Twenty minutes after leaving the
Excelsior Hotel, Calistus Munbar said,

“Here we are in Third Avenue, and
there are thirty in the town. This is the most business one, it is our
Broadway, our Regent Street, our Boulevard des Italiens. In this stores and
bazaars you find the superfluous and the necessary, all that can be asked for
by the requirements of modern comfort.”

“I see the shops,” observed
Pinchinat, “but I don’t see the customers.”

“Perhaps it is too early in the
morning?” added Yvernès.

“It is due,” said Calistus Munbar,
“to most of the orders being given telephonically, or rather
telautographically.”

“What does that mean?” asked
Frascolin.

“It means that we commonly use
the telautograph, an instrument which sends the written as the telephone sends
the spoken word, without forgetting the kinetograph, which registers the
movements; being for the eye what the phonograph is for the ear, and the
telephote, which reproduces the images.
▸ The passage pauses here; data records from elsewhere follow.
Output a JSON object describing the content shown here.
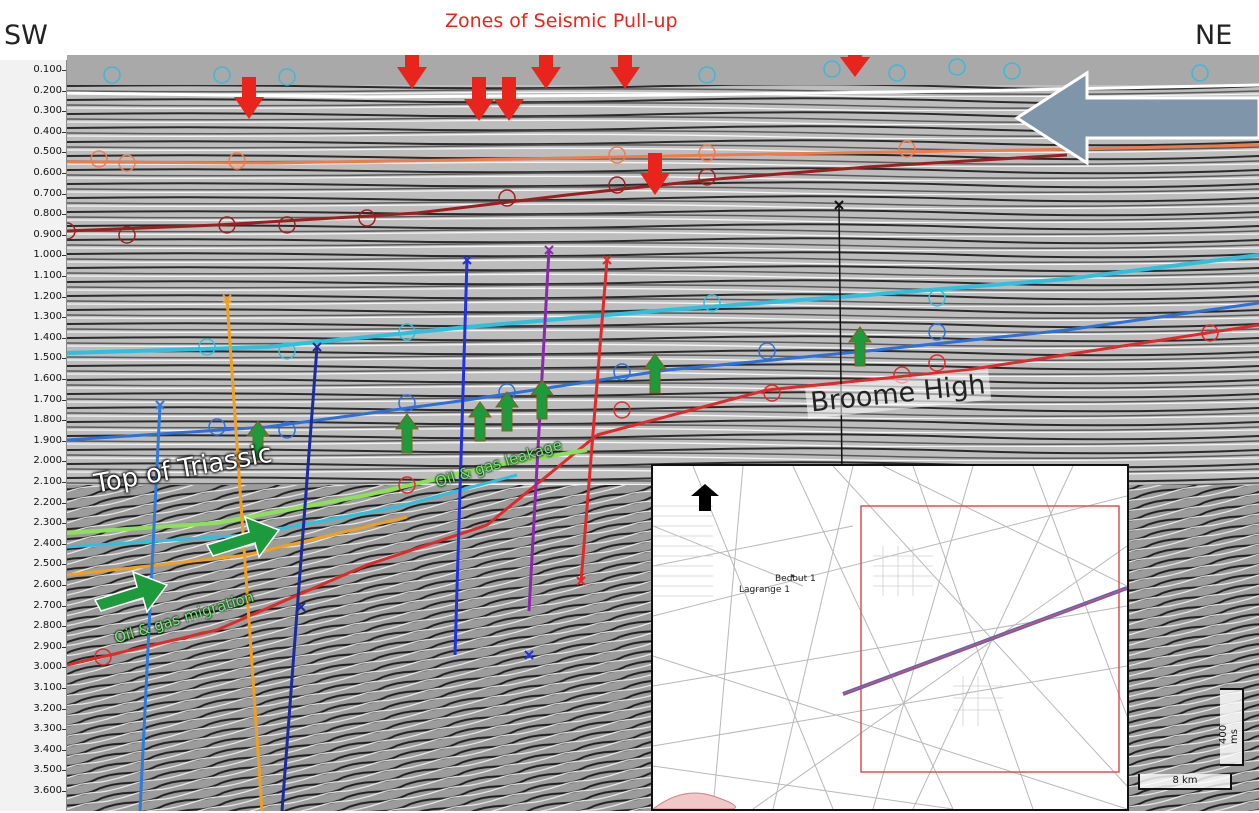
{
  "header": {
    "title": "Zones of Seismic Pull-up",
    "left_dir": "SW",
    "right_dir": "NE"
  },
  "axis": {
    "ticks": [
      "0.100",
      "0.200",
      "0.300",
      "0.400",
      "0.500",
      "0.600",
      "0.700",
      "0.800",
      "0.900",
      "1.000",
      "1.100",
      "1.200",
      "1.300",
      "1.400",
      "1.500",
      "1.600",
      "1.700",
      "1.800",
      "1.900",
      "2.000",
      "2.100",
      "2.200",
      "2.300",
      "2.400",
      "2.500",
      "2.600",
      "2.700",
      "2.800",
      "2.900",
      "3.000",
      "3.100",
      "3.200",
      "3.300",
      "3.400",
      "3.500",
      "3.600"
    ]
  },
  "annotations": {
    "broome_high": "Broome High",
    "top_triassic": "Top of Triassic",
    "oil_gas_leakage": "Oil & gas leakage",
    "oil_gas_migration": "Oil & gas migration"
  },
  "inset": {
    "well_1": "Bedout 1",
    "well_2": "Lagrange 1",
    "scale_vertical": "400 ms",
    "scale_horizontal": "8 km"
  },
  "colors": {
    "arrow_red": "#e8241c",
    "arrow_green": "#1c9a3c",
    "big_arrow": "#7f95aa",
    "horizon_orange": "#f07b4a",
    "horizon_darkred": "#9b1f1f",
    "horizon_cyan": "#2fc0e0",
    "horizon_blue": "#2e6fd8",
    "horizon_red": "#e02a2a",
    "horizon_green": "#8de05a",
    "fault_yellow": "#f0a020",
    "fault_navy": "#1c2a9a",
    "fault_purple": "#8a2aa8"
  }
}
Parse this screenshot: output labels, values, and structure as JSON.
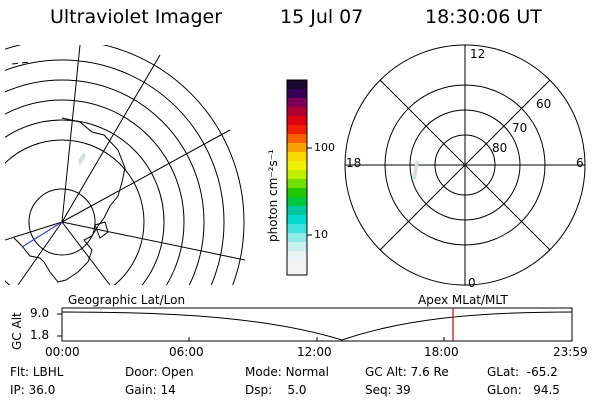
{
  "header": {
    "instrument": "Ultraviolet Imager",
    "date": "15 Jul 07",
    "time": "18:30:06 UT"
  },
  "left_panel": {
    "label": "Geographic Lat/Lon"
  },
  "right_panel": {
    "label": "Apex  MLat/MLT",
    "mlt_labels": [
      "12",
      "18",
      "6",
      "0"
    ],
    "mlat_labels": [
      "60",
      "70",
      "80"
    ]
  },
  "colorbar": {
    "unit_label": "photon cm⁻²s⁻¹",
    "ticks": [
      "100",
      "10"
    ]
  },
  "altitude_plot": {
    "ylabel": "GC Alt",
    "yticks": [
      "9.0",
      "1.8"
    ],
    "xticks": [
      "00:00",
      "06:00",
      "12:00",
      "18:00",
      "23:59"
    ],
    "marker_color": "#cc0000"
  },
  "info": {
    "row1": [
      {
        "label": "Flt:",
        "value": "LBHL"
      },
      {
        "label": "Door:",
        "value": "Open"
      },
      {
        "label": "Mode:",
        "value": "Normal"
      },
      {
        "label": "GC Alt:",
        "value": "7.6 Re"
      },
      {
        "label": "GLat:",
        "value": "-65.2"
      }
    ],
    "row2": [
      {
        "label": "IP:",
        "value": "36.0"
      },
      {
        "label": "Gain:",
        "value": "14"
      },
      {
        "label": "Dsp:",
        "value": "5.0"
      },
      {
        "label": "Seq:",
        "value": "39"
      },
      {
        "label": "GLon:",
        "value": "94.5"
      }
    ]
  }
}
The telautograph gives a better
guarantee than the mere message, which the first to come is free to make bad
use of. We sign our orders and deeds by electricity.”

“Even the marriage registers?”
asked Pinchinat, ironically.

“Doubtless, Mr. Alto. Why should
you not marry by the telegraphic wire?”

“And divorce?”

“And divorce; that is the very
thing that keeps the wires busiest.”

And he laughed a long laugh that
made all the jewellery on his waistcoat jingle.

“You are merry, Mr. Munbar,” said
Pinchinat, joining in the American’s hilarity.

“Yes, as a flock of finches on a
sunshiny day.”

At this point a transverse artery
was reached. This was Nineteenth Avenue, from which all trade was banished.
Tram lines ran down it as down the others, swift cars passed along without
raising a grain of dust, for the roadway, laid with an imputrescible pavement
of Australian karry or jarrah, was as clean as if it had been polished.
Frascolin, always observant of physical phenomena, noticed that the footway
sounded under his feet like a plate of metal.